This past Sunday I was sitting in the garden with friends drinking tea from delicate cups (pinkies properly extended) and enjoying a delightful selection of delicious Petit Fours when between tiny sips and dainty bites, the discussion naturally turned to the variety of ingenious ways by which
elicit substances are smuggled into jails and prisons, including the tried and true method of shoving said substances up ones ass. A friend allowed as to how when she was incarcerated some of the women who had court dates would arrive back at the institution with coffee (which for some reason was considered contraband) rolled up in plastic bags and safely secreted high up in their vaginas. This revelation drew a collective “Ewwww!” from everyone at the table.
Ignoring other revolted guests, who by now had set down their cups and were eyeballing them suspiciously, as if perhaps the tea they were drinking was imported not from Great Britain or China, but from a women’s penal colony via the local courthouse, she turned to me and said, “What’s the matter? I thought you liked vaj.”
Well of course I like vaj.

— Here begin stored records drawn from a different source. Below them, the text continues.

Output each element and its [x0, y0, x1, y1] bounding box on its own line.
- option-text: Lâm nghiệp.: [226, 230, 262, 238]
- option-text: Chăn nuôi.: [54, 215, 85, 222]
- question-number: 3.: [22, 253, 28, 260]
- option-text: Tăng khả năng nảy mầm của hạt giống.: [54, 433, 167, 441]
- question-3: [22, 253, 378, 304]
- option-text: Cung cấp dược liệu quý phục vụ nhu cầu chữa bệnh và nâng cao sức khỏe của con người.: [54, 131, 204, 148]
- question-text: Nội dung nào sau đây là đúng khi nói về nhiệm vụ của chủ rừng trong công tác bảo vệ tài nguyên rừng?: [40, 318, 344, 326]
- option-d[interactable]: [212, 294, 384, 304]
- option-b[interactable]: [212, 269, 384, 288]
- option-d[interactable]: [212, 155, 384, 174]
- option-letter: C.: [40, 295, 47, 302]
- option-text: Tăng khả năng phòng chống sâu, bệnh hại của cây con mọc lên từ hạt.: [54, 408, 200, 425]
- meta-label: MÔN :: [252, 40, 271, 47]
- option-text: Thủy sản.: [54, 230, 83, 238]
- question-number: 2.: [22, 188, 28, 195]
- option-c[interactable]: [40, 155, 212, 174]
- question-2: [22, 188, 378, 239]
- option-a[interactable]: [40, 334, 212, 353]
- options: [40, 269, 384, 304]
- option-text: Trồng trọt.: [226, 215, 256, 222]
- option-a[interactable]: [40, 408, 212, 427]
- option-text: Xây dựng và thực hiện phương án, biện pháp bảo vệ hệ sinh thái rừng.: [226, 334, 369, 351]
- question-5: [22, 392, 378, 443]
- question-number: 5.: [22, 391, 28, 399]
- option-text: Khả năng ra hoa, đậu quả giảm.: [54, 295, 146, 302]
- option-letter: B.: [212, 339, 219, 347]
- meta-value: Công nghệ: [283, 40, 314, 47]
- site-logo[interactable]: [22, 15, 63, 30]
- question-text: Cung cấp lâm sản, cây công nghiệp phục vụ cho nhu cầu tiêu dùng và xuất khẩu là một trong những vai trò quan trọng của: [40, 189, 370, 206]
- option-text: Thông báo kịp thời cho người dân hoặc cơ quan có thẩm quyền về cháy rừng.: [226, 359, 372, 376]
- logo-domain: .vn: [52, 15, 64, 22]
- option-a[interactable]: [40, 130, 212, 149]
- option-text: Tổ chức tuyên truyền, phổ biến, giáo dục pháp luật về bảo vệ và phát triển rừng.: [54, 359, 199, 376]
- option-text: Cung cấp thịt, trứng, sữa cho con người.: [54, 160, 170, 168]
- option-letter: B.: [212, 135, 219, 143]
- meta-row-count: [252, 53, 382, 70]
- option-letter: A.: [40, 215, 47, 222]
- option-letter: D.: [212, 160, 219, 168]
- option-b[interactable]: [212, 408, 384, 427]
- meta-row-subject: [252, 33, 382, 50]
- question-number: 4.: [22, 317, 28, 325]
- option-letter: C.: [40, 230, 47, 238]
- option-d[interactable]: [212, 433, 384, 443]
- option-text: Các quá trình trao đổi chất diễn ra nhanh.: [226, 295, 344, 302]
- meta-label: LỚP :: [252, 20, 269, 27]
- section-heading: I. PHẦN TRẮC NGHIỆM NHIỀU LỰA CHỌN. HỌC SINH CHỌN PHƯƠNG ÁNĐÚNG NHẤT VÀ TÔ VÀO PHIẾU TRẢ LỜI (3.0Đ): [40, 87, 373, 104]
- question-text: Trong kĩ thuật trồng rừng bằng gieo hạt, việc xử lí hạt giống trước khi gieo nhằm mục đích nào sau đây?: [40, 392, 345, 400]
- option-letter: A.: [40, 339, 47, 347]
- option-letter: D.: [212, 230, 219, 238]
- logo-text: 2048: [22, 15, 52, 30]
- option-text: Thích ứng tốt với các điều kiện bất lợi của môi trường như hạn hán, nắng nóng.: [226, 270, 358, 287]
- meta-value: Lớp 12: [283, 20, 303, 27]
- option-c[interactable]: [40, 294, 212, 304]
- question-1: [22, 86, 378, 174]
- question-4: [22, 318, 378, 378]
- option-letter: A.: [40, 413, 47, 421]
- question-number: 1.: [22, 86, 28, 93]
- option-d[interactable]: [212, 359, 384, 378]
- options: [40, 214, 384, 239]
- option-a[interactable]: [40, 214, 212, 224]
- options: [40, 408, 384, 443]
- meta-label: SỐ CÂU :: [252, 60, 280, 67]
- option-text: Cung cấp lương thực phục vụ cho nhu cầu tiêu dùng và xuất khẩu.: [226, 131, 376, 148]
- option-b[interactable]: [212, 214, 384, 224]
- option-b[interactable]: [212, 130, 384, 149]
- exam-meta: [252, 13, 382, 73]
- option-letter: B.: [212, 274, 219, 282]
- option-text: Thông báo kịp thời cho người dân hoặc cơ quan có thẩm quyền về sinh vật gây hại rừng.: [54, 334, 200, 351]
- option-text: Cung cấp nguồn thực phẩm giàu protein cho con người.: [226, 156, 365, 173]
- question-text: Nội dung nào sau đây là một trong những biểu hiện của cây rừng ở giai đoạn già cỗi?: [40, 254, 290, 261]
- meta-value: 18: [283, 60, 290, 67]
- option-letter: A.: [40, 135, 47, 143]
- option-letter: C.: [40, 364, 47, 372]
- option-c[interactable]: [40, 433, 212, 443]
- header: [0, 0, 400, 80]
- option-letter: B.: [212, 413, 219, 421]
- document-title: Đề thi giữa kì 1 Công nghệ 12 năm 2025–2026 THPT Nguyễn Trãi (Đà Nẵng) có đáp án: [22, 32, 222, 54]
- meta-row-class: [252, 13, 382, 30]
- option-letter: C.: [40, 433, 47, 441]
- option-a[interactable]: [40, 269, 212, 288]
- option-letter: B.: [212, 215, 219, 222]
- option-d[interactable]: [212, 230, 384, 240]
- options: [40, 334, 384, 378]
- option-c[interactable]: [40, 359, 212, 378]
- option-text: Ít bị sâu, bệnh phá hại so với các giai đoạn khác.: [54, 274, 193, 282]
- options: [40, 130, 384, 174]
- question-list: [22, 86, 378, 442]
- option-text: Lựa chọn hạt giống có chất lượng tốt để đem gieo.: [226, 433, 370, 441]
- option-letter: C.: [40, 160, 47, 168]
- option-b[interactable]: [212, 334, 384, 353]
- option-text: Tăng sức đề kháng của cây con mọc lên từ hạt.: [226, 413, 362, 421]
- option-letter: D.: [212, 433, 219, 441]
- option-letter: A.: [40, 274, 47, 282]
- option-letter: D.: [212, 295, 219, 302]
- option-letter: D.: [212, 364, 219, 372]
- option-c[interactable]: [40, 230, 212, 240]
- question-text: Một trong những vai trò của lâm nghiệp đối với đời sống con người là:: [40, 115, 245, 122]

I’m a lesbian and vaj liking is the first requirement in the Lesbian Rules & Regulations Manual. I do not, however, like flavored coffee … of any kind. Not Raspberry Truffle, not Mint Chocolate Chip, not French Vanilla and certainly not Court Smuggled Vaj. I also don’t like caffeinated concoctions. If you happen to run into me at my local coffee dispensary you will never hear me ask the barista to whip me up a half caff low foam soy vaj latte.
It’s possible that my childhood disinterest in the popular and vaginaless Barbie (I preferred G.I. Joe who, while also lacking a vagina also conveniently lacked a penis, essentially making him the perfect man for me) may have foreshadowed the importance of the role vagina would play later in my life, but though important they’re not something I think about all that often.
I can’t speak for all lesbians because unlike the late, great Whitney Houston who was, apparently, every woman, I am only one lesbian; but when I see a woman I find attractive I don’t think about her vagina. Ever. And I think about the vaginas of women I find unattractive even less. Depending on how well I know her what I find appealing may be purely physical … face, smile, breasts, eyes, hair, ass … or I may be drawn to her personality, her laugh, her sick sense of humor or the way she always smells like soap and sunshine.
But crotch thoughts? Nope. I pretty much don’t think about a woman’s vagina unless I’m having sex with her, about to have sex with her or fantasizing about having sex with her. And even then my fantasy life isn’t all that vaj-centric … it’s usually more about the build-up, the getting there rather than the being there. And I don’t mean that I imagine candlelit dinners, long walks on the beach, skipping tra-la hand in hand through flower filled fields or any of that other romantic bullshit that permeates online dating sites. I’m referring to the other things about a woman that make being a lesbian so much fun: the softness, the sensuality, the gentle sighs, the mystery … and, of course, the hot, passionate monkey sex once you get past the soft, sensual, gentle, mysterious part.
Monkey sex aside, I imagine these may be the types of thoughts that make many straight women say things like, “I’ve always thought I might like to be with another woman.” Only that’s not exactly what they say. Usually what they say is more along the lines of, “I’ve always thought I might like to be with another woman, except y’know …” followed by a meaningful glance or gesture in the general direction of their crotchular area implying, of course, that they’re not too sure about the whole vaginal aspect of the theoretical encounter. I’ve yet to hear a straight woman stand up and declare, “I’ve always thought I might like to be with another woman because I’d really like to get me some pussy!” This is probably because any straight woman who just can’t wait to get her some pussy is a lesbian.
All others aside, there is one vagina that I think about regularly: mine. I am concerned with its health and well-being, keep it groomed and tidy in between professional detailing services and run regular performance checks (daily if possible) to make sure that everything is working properly. I don’t do this because I believe anyone who sees me strutting down the street is thinking about the fancy, well-maintained vagina lurking just behind my zipper … if I don’t think about yours, I assume you don’t think about mine. I do it for the same reason I keep my toenails painted even in the winter: I never know when I might unexpectedly meet someone who makes me want to rip my shoes off.